Tuesday, June 12, 2012

How Do You Do?

Have you ever been cruising along, feeling that everything is hunky dory, when BAM!  You feel that you've been looking at the world through a funhouse mirror and things suddenly look odd and you're disoriented from the view?  I had a funhouse-realization moment today.  It hit me when another woman at work, one who was allowed to move from full-time to part-time after having her baby, was visited by her 5-month old for at least the third time since returning from maternity leave.  I would love to say that I'm a completely supportive sister mother, one who is nothing but encouraging to other mothers, particularly new ones.  But at that moment I wasn't.  I was jealous that she was allowed to cut back at work and I wasn't.  I was jealous that she got to see her baby in the middle of the day while I wrote e-mails, placed orders, and fixed spreadsheets.  I was jealous that she got to show off her love child and that no one at work has seen Connor for months (yes, I like to show my kid off.  What of it?).  I was just plain jealous, and that emotion tainted my view for the rest of the day.

That is, until we picked up 'Rad, got in some good kissy, walky, lovey, eaty, playtime, and he did this:

Look ma, no hands!

I froze half of a mini-bagel to help with teething and Connor dug it.  He gnawed up half of it before it became a toy and was sacrified to the dog/floor/his clothes.  When it comes to babies it really is the simple things that keep them entertained - empty containers, a mayonnaise jar with a few grains of rice (found that one out today), and frozen mini-bagels (found that out today, too).  I have a tendency to make things complicated.  Maybe 'Rad will help me simplify.

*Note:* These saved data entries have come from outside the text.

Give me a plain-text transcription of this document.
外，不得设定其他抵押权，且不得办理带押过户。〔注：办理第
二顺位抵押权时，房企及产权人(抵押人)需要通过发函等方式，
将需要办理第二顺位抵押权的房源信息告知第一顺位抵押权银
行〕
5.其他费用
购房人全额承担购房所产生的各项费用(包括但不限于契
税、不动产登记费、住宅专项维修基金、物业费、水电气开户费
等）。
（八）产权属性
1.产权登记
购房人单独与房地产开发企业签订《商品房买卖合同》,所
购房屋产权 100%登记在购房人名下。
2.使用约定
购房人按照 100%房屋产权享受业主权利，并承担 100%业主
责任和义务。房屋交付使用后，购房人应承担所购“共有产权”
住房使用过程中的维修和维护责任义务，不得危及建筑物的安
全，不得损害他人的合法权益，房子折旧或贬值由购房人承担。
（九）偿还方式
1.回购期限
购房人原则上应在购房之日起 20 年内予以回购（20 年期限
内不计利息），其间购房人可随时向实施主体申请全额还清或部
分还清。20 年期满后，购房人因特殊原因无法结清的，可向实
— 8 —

Connor thinks the bagel is yummy, I think the Connor is yummy

I asked my sister what you do with a 9-month old to keep them entertained (we had a very eventful weekend and when we finally settled in at home on a very hot Sunday afternoon, we found ourselves bored and out of ideas).  She said that we don't need to entertain him every minute -  he should learn to entertain himself, too.  That idea came as a stroke of genius to me.  Ever since he's become so active and been crawling, I've wanted to be in his face all of the time, getting him to crawl here or there, having him play with this or that.  But I haven't given him much time to just be a baby doing baby stuff unprompted by my cheerleading and encouraging.  Not that those things are bad, but he does need his time alone (while I secretly observe).

It's a bit ridiculous that I completely forgot about giving him his own time, but now I'm working on getting it back in his schedule.  The hard part is that now that he can crawl, he will make his way back to me even after I set him in the living room surrounded by toys, protected electrical outlets, and a table with at least three remote controls on it.  As I work on giving Connor his "alone" time, I'm also working on giving myself a bit of "alone" time as well.  If he's anything like me, we'll both be very happy for this exercise in chronological independence.